A cyberattack of devastating proportions is not a matter of if, but when, numerous security experts believe. The scale of it, one information security specialist said, will be such that it will have its own name — like Pearl Harbor or 9/11. “The more I speak to people, the more they think that the next Pearl Harbor is going to be a cyberattack,” cybersecurity executive and professional hacker Tarah Wheeler told a panel audience during the Organization for Economic Cooperation and Development’s (OECD) annual forum in Paris.
“I think that the most horrifying cybersecurity attack is going to have its own name and I think it’s going to involve something more terrifying than we’ve thought of yet.” Wheeler is CEO and principal security advisor at Red Queen Technologies, a cybersecurity Fellow at Washington, D.C.-based think tank New America, and former cybersecurity czar at multinational software firm Symantec.
Explaining her premonition, Wheeler pointed to vital health and transport infrastructure she described as grossly under-protected. “I think about the fact that most American healthcare technology is secured, if at all, with ancient, crumbling security infrastructure. I think of planes full of people, the kind of infrastructure that protects flu vaccinations. I think about fertility clinics losing years’ worth of viable embryos,” she said, stressing that people are not paying attention to that crumbling infrastructure.
Wheeler is not alone in her apocalyptic outlook. Not a single report from technology companies and researchers in this field claims that the cyberthreat environment is becoming less hostile or less significant.
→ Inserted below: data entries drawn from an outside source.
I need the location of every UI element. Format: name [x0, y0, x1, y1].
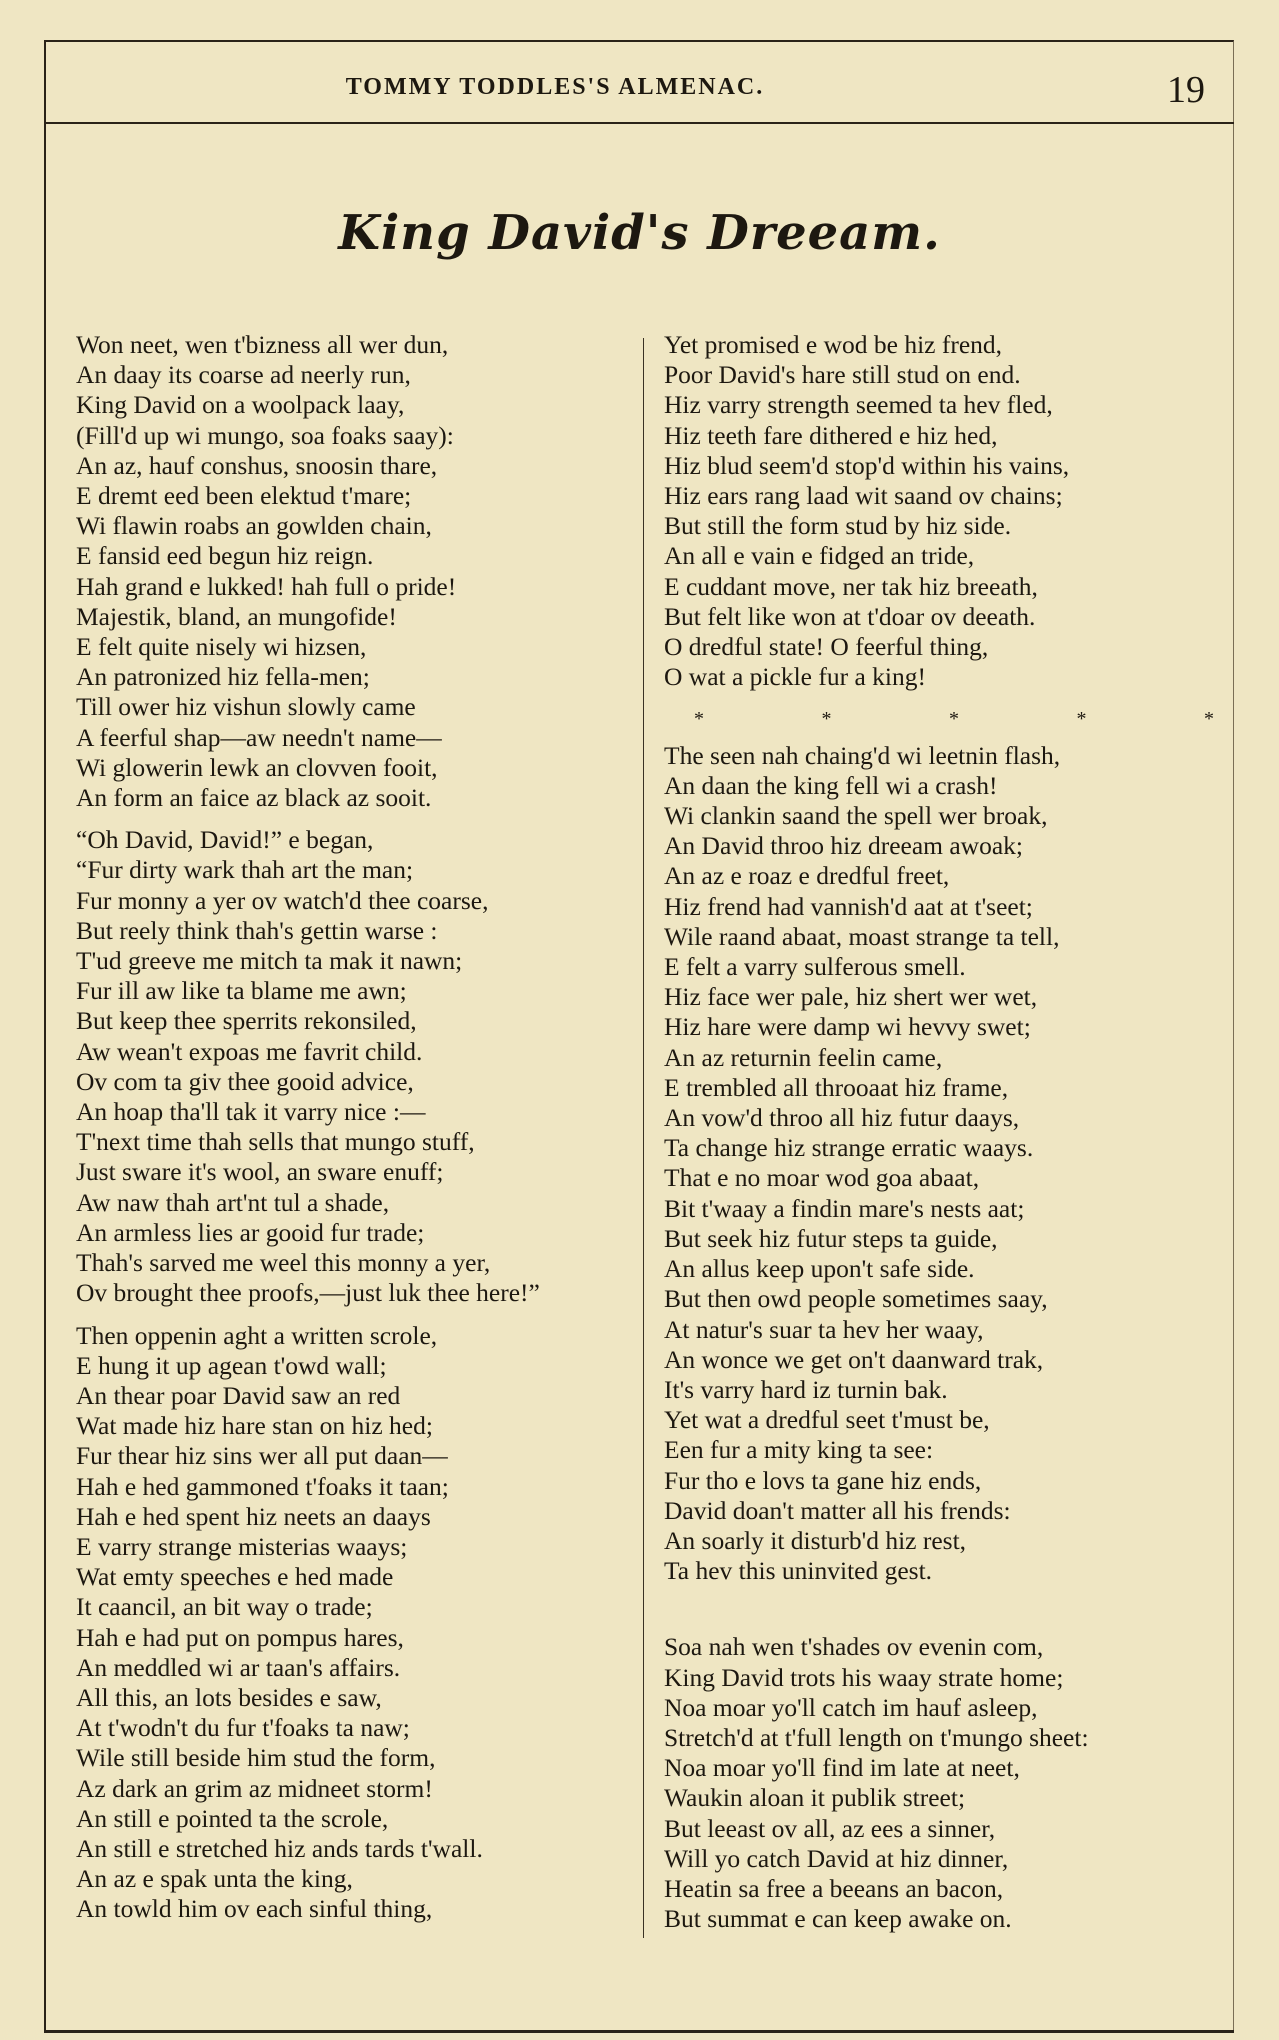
verse-line: At natur's suar ta hev her waay, — [664, 1314, 984, 1344]
verse-line: Till ower hiz vishun slowly came — [76, 692, 416, 722]
verse-line: It's varry hard iz turnin bak. — [664, 1374, 948, 1404]
bottom-rule — [44, 2030, 1234, 2033]
verse-line: Wi flawin roabs an gowlden chain, — [76, 511, 432, 541]
verse-line: An David throo hiz dreeam awoak; — [664, 831, 1024, 861]
verse-line: E cuddant move, ner tak hiz breeath, — [664, 571, 1038, 601]
verse-line: An still e pointed ta the scrole, — [76, 1803, 389, 1833]
verse-line: An soarly it disturb'd hiz rest, — [664, 1525, 967, 1555]
verse-line: Will yo catch David at hiz dinner, — [664, 1843, 1009, 1873]
verse-line: Az dark an grim az midneet storm! — [76, 1773, 433, 1803]
verse-line: Wi clankin saand the spell wer broak, — [664, 801, 1048, 831]
verse-line: An az e spak unta the king, — [76, 1864, 353, 1894]
verse-line: Fur thear hiz sins wer all put daan— — [76, 1441, 448, 1471]
verse-line: Just sware it's wool, an sware enuff; — [76, 1157, 444, 1187]
page-number: 19 — [1167, 69, 1205, 111]
verse-line: Ta change hiz strange erratic waays. — [664, 1133, 1034, 1163]
verse-line: But summat e can keep awake on. — [664, 1904, 1012, 1934]
verse-line: Fur tho e lovs ta gane hiz ends, — [664, 1465, 982, 1495]
verse-line: Hiz varry strength seemed ta hev fled, — [664, 390, 1053, 420]
verse-line: Noa moar yo'll find im late at neet, — [664, 1753, 1020, 1783]
verse-line: Aw naw thah art'nt tul a shade, — [76, 1187, 390, 1217]
verse-line: Thah's sarved me weel this monny a yer, — [76, 1248, 491, 1278]
star-ornament: * — [1076, 708, 1087, 731]
star-ornament: * — [1204, 708, 1214, 731]
verse-line: An all e vain e fidged an tride, — [664, 541, 975, 571]
verse-line: Een fur a mity king ta see: — [664, 1435, 934, 1465]
verse-line: An armless lies ar gooid fur trade; — [76, 1217, 425, 1247]
verse-line: Hiz hare were damp wi hevvy swet; — [664, 1012, 1031, 1042]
The World Economic Forum’s (WEF) Global Risks Report 2018 names cyberattacks and cyber warfare as a top cause of disruption in the next five years, coming only after natural disasters and extreme weather events.
Retired Admiral James Stavridis, who served as NATO Supreme Allied Commander for Europe, echoed these warnings in a prior interview with CNBC: “We’re headed toward a cyber Pearl Harbor, and it is going to come at either the grid or the financial sector… we need to think about this cyberattack as a pandemic.” Artificial intelligence-focused security firm BluVector reported in February that almost 40 percent of all industrial control systems and critical infrastructure faced a cyberattack at some point in the second half of 2017.